Deploying NudgeBee AI on Ollama (GPU Machine)

Overview

This guide provides detailed steps to deploy the NudgeBee AI model on a GPU machine using Ollama, including configuration for both the NudgeBee RAG server and LLM server to use the deployed model for embedding generation and inference.

Prerequisites

Before proceeding, ensure you have:

  • A machine with a compatible NVIDIA GPU (CUDA enabled)
  • Installed Ollama with GPU support
  • A trained NudgeBee AI model in a compatible format
  • Docker installed (if using a containerized setup)
  • The NudgeBee RAG server and LLM server properly configured to interact with the deployed model

Step 1: Install Ollama with GPU Support

  1. Install Ollama:
    curl -fsSL https://ollama.ai/install.sh | sh
  2. Verify Ollama installation:
    ollama --version
  3. Ensure GPU support is enabled:
    nvidia-smi
    If the GPU is detected, proceed with model deployment.

Step 2: Download and Load the Model into Ollama

  1. Download the NudgeBee model from the NudgeBee store.
  2. Place the NudgeBee model file in an accessible directory.
  3. Import the model into Ollama:
    ollama create nudgebee-ai --from nudgebee_model
  4. Verify that the model is available:
    ollama list

Step 3: Run the Ollama Model

  1. Start the Ollama model as a background service:
    ollama run nudgebee-ai
    This keeps the model ready to accept queries.
  2. Test the model:
    ollama run nudgebee-ai "Hello, how can I help?"

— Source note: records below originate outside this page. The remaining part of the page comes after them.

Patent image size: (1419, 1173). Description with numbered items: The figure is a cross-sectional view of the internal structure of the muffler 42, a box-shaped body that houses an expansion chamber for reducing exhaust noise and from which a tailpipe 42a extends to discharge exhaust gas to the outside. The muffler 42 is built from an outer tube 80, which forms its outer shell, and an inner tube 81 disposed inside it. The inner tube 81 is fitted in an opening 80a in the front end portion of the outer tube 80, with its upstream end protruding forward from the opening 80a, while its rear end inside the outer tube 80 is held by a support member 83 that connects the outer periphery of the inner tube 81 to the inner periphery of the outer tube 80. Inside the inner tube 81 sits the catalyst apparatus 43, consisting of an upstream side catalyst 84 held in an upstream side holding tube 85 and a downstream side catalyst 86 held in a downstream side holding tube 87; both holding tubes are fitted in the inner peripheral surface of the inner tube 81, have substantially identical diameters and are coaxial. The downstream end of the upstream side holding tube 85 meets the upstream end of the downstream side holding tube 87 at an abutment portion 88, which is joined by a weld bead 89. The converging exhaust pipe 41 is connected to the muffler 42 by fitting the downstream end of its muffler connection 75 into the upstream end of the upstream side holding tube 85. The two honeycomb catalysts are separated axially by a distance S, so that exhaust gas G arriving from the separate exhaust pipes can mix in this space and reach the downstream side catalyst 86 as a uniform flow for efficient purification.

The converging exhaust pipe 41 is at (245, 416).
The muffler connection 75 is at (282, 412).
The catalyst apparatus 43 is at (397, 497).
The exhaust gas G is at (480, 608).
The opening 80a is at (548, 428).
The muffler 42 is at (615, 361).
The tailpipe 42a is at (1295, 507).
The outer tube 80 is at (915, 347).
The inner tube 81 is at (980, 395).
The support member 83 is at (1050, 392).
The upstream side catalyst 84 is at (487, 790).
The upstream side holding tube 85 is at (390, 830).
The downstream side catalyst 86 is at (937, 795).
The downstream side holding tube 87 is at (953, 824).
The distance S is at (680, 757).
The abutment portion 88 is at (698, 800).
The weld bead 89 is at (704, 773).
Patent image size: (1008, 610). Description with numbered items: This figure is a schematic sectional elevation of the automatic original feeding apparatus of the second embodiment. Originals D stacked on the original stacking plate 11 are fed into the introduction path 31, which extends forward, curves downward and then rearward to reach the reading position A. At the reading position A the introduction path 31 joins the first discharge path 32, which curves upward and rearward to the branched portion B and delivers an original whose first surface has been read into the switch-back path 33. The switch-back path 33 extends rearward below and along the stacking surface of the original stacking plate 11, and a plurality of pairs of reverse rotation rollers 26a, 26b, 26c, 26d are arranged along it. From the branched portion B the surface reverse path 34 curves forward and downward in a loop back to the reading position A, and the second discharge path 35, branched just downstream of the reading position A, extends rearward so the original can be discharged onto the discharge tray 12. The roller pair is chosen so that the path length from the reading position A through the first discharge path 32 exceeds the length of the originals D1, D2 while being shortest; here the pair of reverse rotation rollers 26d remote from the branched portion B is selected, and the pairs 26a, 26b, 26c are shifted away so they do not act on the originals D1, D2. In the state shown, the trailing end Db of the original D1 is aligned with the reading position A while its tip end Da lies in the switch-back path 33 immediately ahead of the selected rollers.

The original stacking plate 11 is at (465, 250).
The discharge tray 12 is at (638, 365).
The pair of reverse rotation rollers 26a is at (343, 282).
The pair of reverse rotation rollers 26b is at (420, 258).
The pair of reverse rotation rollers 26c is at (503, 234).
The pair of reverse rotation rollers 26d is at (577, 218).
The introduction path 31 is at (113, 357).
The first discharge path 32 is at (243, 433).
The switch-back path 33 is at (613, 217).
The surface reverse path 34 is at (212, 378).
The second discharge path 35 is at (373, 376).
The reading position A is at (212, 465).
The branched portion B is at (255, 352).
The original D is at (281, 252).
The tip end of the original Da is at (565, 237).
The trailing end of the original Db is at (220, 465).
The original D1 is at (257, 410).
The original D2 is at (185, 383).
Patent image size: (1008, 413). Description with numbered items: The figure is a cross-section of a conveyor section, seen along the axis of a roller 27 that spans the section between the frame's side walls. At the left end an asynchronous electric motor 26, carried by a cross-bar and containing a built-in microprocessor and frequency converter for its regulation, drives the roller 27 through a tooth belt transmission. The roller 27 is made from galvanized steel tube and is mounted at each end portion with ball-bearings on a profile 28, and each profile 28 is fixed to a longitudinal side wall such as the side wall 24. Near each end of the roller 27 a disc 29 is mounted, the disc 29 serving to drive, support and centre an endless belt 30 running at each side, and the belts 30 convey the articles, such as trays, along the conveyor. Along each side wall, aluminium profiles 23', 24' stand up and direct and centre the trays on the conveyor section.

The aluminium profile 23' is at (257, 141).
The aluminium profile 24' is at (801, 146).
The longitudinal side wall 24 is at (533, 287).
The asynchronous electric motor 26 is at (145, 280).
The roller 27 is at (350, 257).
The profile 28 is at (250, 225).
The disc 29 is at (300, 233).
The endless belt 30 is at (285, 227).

Step 4: Configure NudgeBee RAG Server to Use Ollama

Update the environment variables in the NudgeBee RAG server to connect to the deployed model:

Environment Variables for RAG Server

EMBEDDINGS_PROVIDER=ollama
EMBEDDINGS_MODEL_NAME=<Model name in Ollama>
EMBEDDINGS_PROVIDER_API_ENDPOINT=<Ollama embeddings endpoint URL>

Step 5: Configure NudgeBee LLM Server to Use Ollama

NudgeBee LLM server uses the OpenAI-compatible endpoint provided by Ollama and requires the following configuration:

Environment Variables for LLM Server

LLM_PROVIDER=openai
LLM_MODEL_NAME=<Model name in Ollama>
LLM_PROVIDER_API_KEY=<if Ollama is configured with security>
LLM_PROVIDER_API_ENDPOINT=<Ollama model endpoint URL>

Conclusion

You have successfully deployed the NudgeBee AI model on an Ollama-supported GPU machine and configured both the NudgeBee RAG server and LLM server to use the deployed model for embedding generation and inference.